Do you know that in Hanoi, only 13% of girls always feel safe in public spaces?
Duong Ha Trang, 14, is one of a few that dare to share their stories despite experiencing harassment on the way to school.
"In the past, I have encountered some problems, like running into perverts, or even being harassed," she says.
Girls’ safety at risk
Since being reconstructed, the wider road on the way to school still threatens girls’ safety due to a bridge and fences along the main road. A bus parking lot also often hosts workers from an industrial area and a drug rehabilitation centre.
These are all things Trang is working to change.
She takes part in a Champions of Change club that raises awareness among boys and girls about sexual harassment and gender equality and teaches girls self-defence.
The knowledge she has gained has helped her to challenge gender stereotypes within her own family which has led to her male cousin sharing the housework with her.
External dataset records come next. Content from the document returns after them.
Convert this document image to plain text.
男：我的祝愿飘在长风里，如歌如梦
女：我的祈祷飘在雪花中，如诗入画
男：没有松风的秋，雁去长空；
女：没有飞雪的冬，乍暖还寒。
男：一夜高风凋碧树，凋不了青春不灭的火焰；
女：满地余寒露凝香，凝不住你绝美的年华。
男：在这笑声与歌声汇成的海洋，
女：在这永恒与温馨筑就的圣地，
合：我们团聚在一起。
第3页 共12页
Trang’s story is just one in many cases. When it comes to harassment, witnessers tend not to interfere, and girls usually stay silent.
Safer cities for girls
Therefore, more actions are needed to protect girls’ safety and to teach them to value themselves, take action and speak out. In addition, boys and the wider community also need to take responsibility to help create a safer environment for girls.
Plan International’s project safer cities for girls in Hanoi works with girls, boys, public transport staff and the wider community to build safe spaces for girls. We support girls to take leadership roles and actively participate in changing their communities.
When asked how she felt to be involved in the project, Trang said, “Proud to be an agent of change and build a safer and more friendly community for girls and everyone."